Historical Complexity
Still, no contemporary observers remain, visual documentation required the filmmakers to rely extensively on the written word, weaving together the first-person voices of numerous historical characters. This allowed them to introduce audiences not only to the “bold-faced names” of the revolution plus numerous additional essential to the narrative, many of whom lack visual representation.
The filmmaker also explored his particular enthusiasm for geography and cartography. “Maps fascinate me,” he comments, “featuring increased geographical representation in this project compared to previous works across my complete filmography.”
Worldwide Consequences
The team filmed across multiple important places in various American regions and British sites to document environmental context and collaborated substantially with historical interpreters. All these elements combine to tell a story more brutal, complicated and internationally important versus conventional understanding.

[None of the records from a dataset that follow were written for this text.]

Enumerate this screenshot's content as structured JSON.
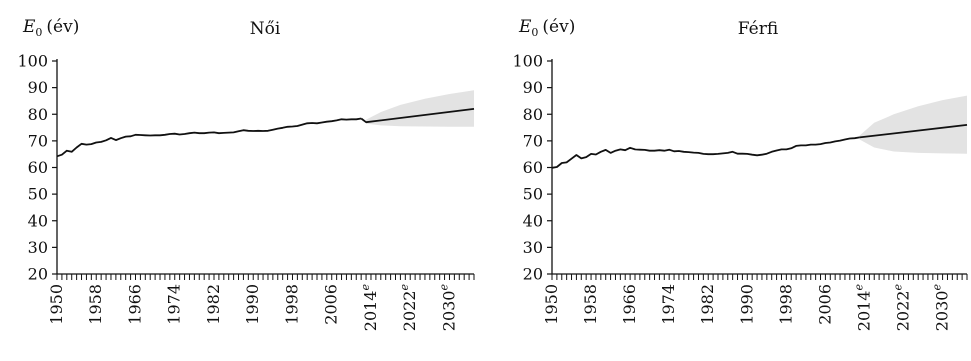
{
  "chart_data": [
    {
      "type": "line",
      "title": "Női",
      "ylabel_symbol": "E",
      "ylabel_sub": "0",
      "ylabel_unit": "(év)",
      "ylim": [
        20,
        100
      ],
      "yticks": [
        20,
        30,
        40,
        50,
        60,
        70,
        80,
        90,
        100
      ],
      "xlim": [
        1950,
        2035
      ],
      "xtick_labels": [
        "1950",
        "1958",
        "1966",
        "1974",
        "1982",
        "1990",
        "1998",
        "2006",
        "2014",
        "2022",
        "2030"
      ],
      "xtick_label_years": [
        1950,
        1958,
        1966,
        1974,
        1982,
        1990,
        1998,
        2006,
        2014,
        2022,
        2030
      ],
      "estimate_marker": "e",
      "estimate_marker_on": [
        "2014",
        "2022",
        "2030"
      ],
      "grid": false,
      "series": [
        {
          "role": "observed",
          "x": [
            1950,
            1951,
            1952,
            1953,
            1954,
            1955,
            1956,
            1957,
            1958,
            1959,
            1960,
            1961,
            1962,
            1963,
            1964,
            1965,
            1966,
            1967,
            1968,
            1969,
            1970,
            1971,
            1972,
            1973,
            1974,
            1975,
            1976,
            1977,
            1978,
            1979,
            1980,
            1981,
            1982,
            1983,
            1984,
            1985,
            1986,
            1987,
            1988,
            1989,
            1990,
            1991,
            1992,
            1993,
            1994,
            1995,
            1996,
            1997,
            1998,
            1999,
            2000,
            2001,
            2002,
            2003,
            2004,
            2005,
            2006,
            2007,
            2008,
            2009,
            2010,
            2011,
            2012
          ],
          "y": [
            64.2,
            64.8,
            66.3,
            65.9,
            67.5,
            68.9,
            68.6,
            68.8,
            69.4,
            69.6,
            70.2,
            71.1,
            70.3,
            71.0,
            71.6,
            71.7,
            72.3,
            72.2,
            72.1,
            72.0,
            72.1,
            72.1,
            72.3,
            72.6,
            72.7,
            72.4,
            72.6,
            72.9,
            73.1,
            72.9,
            72.9,
            73.1,
            73.2,
            72.9,
            73.0,
            73.1,
            73.2,
            73.6,
            74.0,
            73.8,
            73.7,
            73.8,
            73.7,
            73.8,
            74.2,
            74.6,
            74.9,
            75.3,
            75.4,
            75.6,
            76.1,
            76.6,
            76.7,
            76.6,
            76.9,
            77.2,
            77.4,
            77.7,
            78.1,
            78.0,
            78.1,
            78.1,
            78.4
          ]
        },
        {
          "role": "projection",
          "x": [
            2012,
            2013,
            2035
          ],
          "y": [
            78.4,
            77.0,
            82.0
          ]
        }
      ],
      "band": {
        "x": [
          2013,
          2016,
          2020,
          2025,
          2030,
          2035
        ],
        "upper": [
          78.0,
          80.8,
          83.5,
          85.8,
          87.6,
          89.0
        ],
        "lower": [
          76.5,
          75.8,
          75.5,
          75.4,
          75.3,
          75.3
        ]
      },
      "colors": {
        "line": "#111111",
        "band": "#e3e3e3",
        "axis": "#111111"
      }
    },
    {
      "type": "line",
      "title": "Férfi",
      "ylabel_symbol": "E",
      "ylabel_sub": "0",
      "ylabel_unit": "(év)",
      "ylim": [
        20,
        100
      ],
      "yticks": [
        20,
        30,
        40,
        50,
        60,
        70,
        80,
        90,
        100
      ],
      "xlim": [
        1950,
        2035
      ],
      "xtick_labels": [
        "1950",
        "1958",
        "1966",
        "1974",
        "1982",
        "1990",
        "1998",
        "2006",
        "2014",
        "2022",
        "2030"
      ],
      "xtick_label_years": [
        1950,
        1958,
        1966,
        1974,
        1982,
        1990,
        1998,
        2006,
        2014,
        2022,
        2030
      ],
      "estimate_marker": "e",
      "estimate_marker_on": [
        "2014",
        "2022",
        "2030"
      ],
      "grid": false,
      "series": [
        {
          "role": "observed",
          "x": [
            1950,
            1951,
            1952,
            1953,
            1954,
            1955,
            1956,
            1957,
            1958,
            1959,
            1960,
            1961,
            1962,
            1963,
            1964,
            1965,
            1966,
            1967,
            1968,
            1969,
            1970,
            1971,
            1972,
            1973,
            1974,
            1975,
            1976,
            1977,
            1978,
            1979,
            1980,
            1981,
            1982,
            1983,
            1984,
            1985,
            1986,
            1987,
            1988,
            1989,
            1990,
            1991,
            1992,
            1993,
            1994,
            1995,
            1996,
            1997,
            1998,
            1999,
            2000,
            2001,
            2002,
            2003,
            2004,
            2005,
            2006,
            2007,
            2008,
            2009,
            2010,
            2011,
            2012,
            2013
          ],
          "y": [
            59.9,
            60.2,
            61.7,
            61.9,
            63.3,
            64.7,
            63.4,
            63.9,
            65.1,
            64.9,
            65.9,
            66.6,
            65.5,
            66.3,
            66.8,
            66.5,
            67.4,
            66.8,
            66.7,
            66.6,
            66.3,
            66.3,
            66.5,
            66.3,
            66.7,
            66.1,
            66.2,
            65.9,
            65.8,
            65.6,
            65.5,
            65.1,
            65.0,
            65.0,
            65.1,
            65.3,
            65.5,
            65.9,
            65.2,
            65.2,
            65.1,
            64.8,
            64.6,
            64.8,
            65.2,
            65.9,
            66.4,
            66.8,
            66.8,
            67.2,
            68.1,
            68.3,
            68.3,
            68.6,
            68.6,
            68.8,
            69.2,
            69.4,
            69.8,
            70.1,
            70.5,
            70.9,
            71.0,
            71.3
          ]
        },
        {
          "role": "projection",
          "x": [
            2013,
            2035
          ],
          "y": [
            71.3,
            76.0
          ]
        }
      ],
      "band": {
        "x": [
          2013,
          2016,
          2020,
          2025,
          2030,
          2035
        ],
        "upper": [
          72.0,
          76.8,
          80.0,
          83.0,
          85.3,
          87.0
        ],
        "lower": [
          70.5,
          67.5,
          66.0,
          65.5,
          65.3,
          65.2
        ]
      },
      "colors": {
        "line": "#111111",
        "band": "#e3e3e3",
        "axis": "#111111"
      }
    }
  ]
}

The film maintains, represented more than local dispute over land, taxation and representation. Instead the film portrays a blood-soaked struggle that finally engaged multiple global powers and surprisingly represented what it calls “the noble aspirations of humankind”.
Internal Conflict Truth
What had begun as a jumble of grievances directed toward Britain by colonial residents across thirteen rebellious territories rapidly became a bloody domestic struggle, setting brother against brother and creating local enmities. In episode two, academic Alan Taylor comments: “The greatest misconception regarding the Revolutionary War centers on assuming it constituted a unifying experience for colonists. This ignores the truth that colonists battled fellow colonists.”
Historical Complexity
In his view, the independence account that “generally suffers from excessive romance and nostalgia and remains shallow and insufficiently honors for what actually took place, and all the participants and the extensive brutality.
The historian argues, a movement that announced the revolutionary principle of fundamental personal liberties; a brutal civil war, pitting Patriots against Loyalists; and a worldwide engagement, continuing previous patterns of wars between imperial nations for control of the continent.